A Superb Expose About an Unsafe Medical Device
Tony Saavedra and Courtney Perkes, reporters for The Orange County Register, deserve a laurel for their superb piece about harmful medical devices that have gravitated into widespread use with minimal oversight by the Food and Drug Administration, and without testing on humans. This is one of the best patient safety stories I’ve read in a long time.
What makes it so compelling is a blend of narrative, regulation, public policy, and business practices that should make any patient think twice before agreeing to invasive procedures without knowing about the risks, the materials used in the procedure, and how much, if any, clinical testing has been done.

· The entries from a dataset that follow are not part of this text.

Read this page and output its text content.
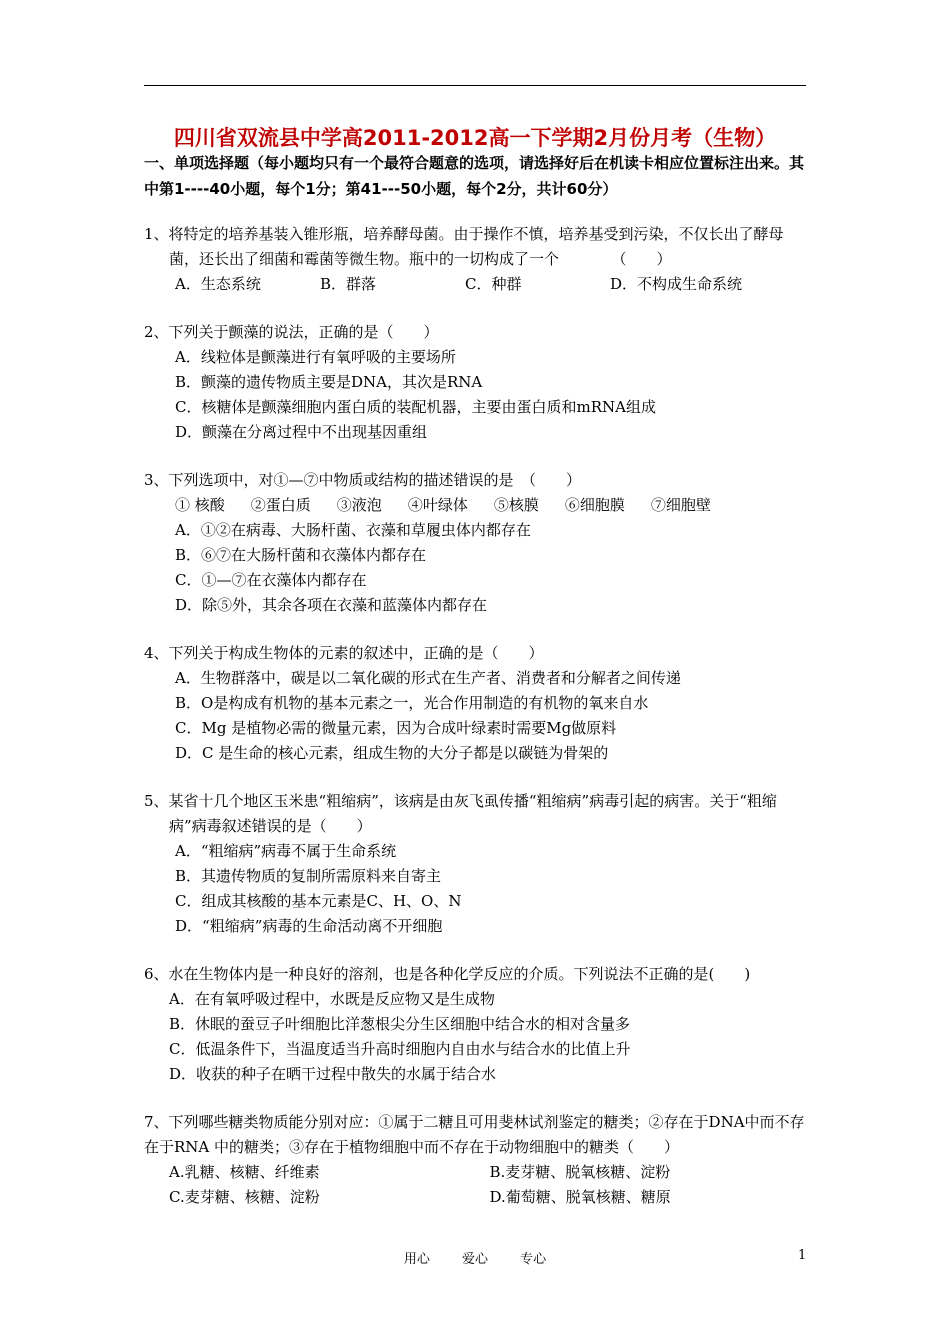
四川省双流县中学高2011-2012高一下学期2月份月考（生物）
一、单项选择题（每小题均只有一个最符合题意的选项，请选择好后在机读卡相应位置标注出来。其中第1----40小题，每个1分；第41---50小题，每个2分，共计60分）
1、将特定的培养基装入锥形瓶，培养酵母菌。由于操作不慎，培养基受到污染，不仅长出了酵母菌，还长出了细菌和霉菌等微生物。瓶中的一切构成了一个　　　　（　　）
A．生态系统	B．群落	C．种群	D．不构成生命系统
2、下列关于颤藻的说法，正确的是（　　）
A．线粒体是颤藻进行有氧呼吸的主要场所
B．颤藻的遗传物质主要是DNA，其次是RNA
C．核糖体是颤藻细胞内蛋白质的装配机器，主要由蛋白质和mRNA组成
D．颤藻在分离过程中不出现基因重组
3、下列选项中，对①—⑦中物质或结构的描述错误的是　（　　）
① 核酸 ②蛋白质 ③液泡 ④叶绿体 ⑤核膜 ⑥细胞膜 ⑦细胞壁
A．①②在病毒、大肠杆菌、衣藻和草履虫体内都存在
B．⑥⑦在大肠杆菌和衣藻体内都存在
C．①—⑦在衣藻体内都存在
D．除⑤外，其余各项在衣藻和蓝藻体内都存在
4、下列关于构成生物体的元素的叙述中，正确的是（　　）
A．生物群落中，碳是以二氧化碳的形式在生产者、消费者和分解者之间传递
B．O是构成有机物的基本元素之一，光合作用制造的有机物的氧来自水
C．Mg 是植物必需的微量元素，因为合成叶绿素时需要Mg做原料
D．C 是生命的核心元素，组成生物的大分子都是以碳链为骨架的
5、某省十几个地区玉米患“粗缩病”，该病是由灰飞虱传播“粗缩病”病毒引起的病害。关于“粗缩病”病毒叙述错误的是（　　）
A．“粗缩病”病毒不属于生命系统
B．其遗传物质的复制所需原料来自寄主
C．组成其核酸的基本元素是C、H、O、N
D．“粗缩病”病毒的生命活动离不开细胞
6、水在生物体内是一种良好的溶剂，也是各种化学反应的介质。下列说法不正确的是(　　)
A．在有氧呼吸过程中，水既是反应物又是生成物
B．休眠的蚕豆子叶细胞比洋葱根尖分生区细胞中结合水的相对含量多
C．低温条件下，当温度适当升高时细胞内自由水与结合水的比值上升
D．收获的种子在晒干过程中散失的水属于结合水
7、下列哪些糖类物质能分别对应：①属于二糖且可用斐林试剂鉴定的糖类；②存在于DNA中而不存在于RNA 中的糖类；③存在于植物细胞中而不存在于动物细胞中的糖类（　　）
A.乳糖、核糖、纤维素	B.麦芽糖、脱氧核糖、淀粉
C.麦芽糖、核糖、淀粉	D.葡萄糖、脱氧核糖、糖原
用心 爱心 专心	1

In the story, we meet 58-year-old Laurie Kelly, who underwent breast cancer surgery at Hoag Hospital in a Newport Beach, California, two years ago. After doctors removed her tumor, they delivered a high dose of radiation to surrounding breast tissue; the idea was to eliminate six weeks of treatments. They protected healthy tissue against this high dose with something called the Axxent FlexiShield Mini, a malleable metal pad made of silicone-wrapped tungsten. Six months later a routine mammogram and MRI revealed tungsten particles from the shield had been driven into her breast during the procedure, and some of the metal later showed up in her urine. “Even though the day I had my surgery the cancer was removed, something potentially worse was put inside of me. It was the most frightening thing I ever heard,” Kelly told the paper. Eventually, fearing that the tungsten particles would make it hard to diagnose a cancer recurrence, she opted for a double mastectomy. The manufacturer—Xoft—voluntarily recalled the shield in February 2011 after the first two hospitals to use the shield, including Hoag, reported that a “metallic, powdery substance was found inside the breasts of ten women treated with the device.” The number of women with the powder in their breasts now totals 29. In a letter sent to hospitals, Xoft’s director of regulatory affairs said: “We have determined that the toxicity of these very pure tungsten particles is low as few health effects have been reported in humans.” Xoft and its parent company, iCAD, would not talk to the reporters.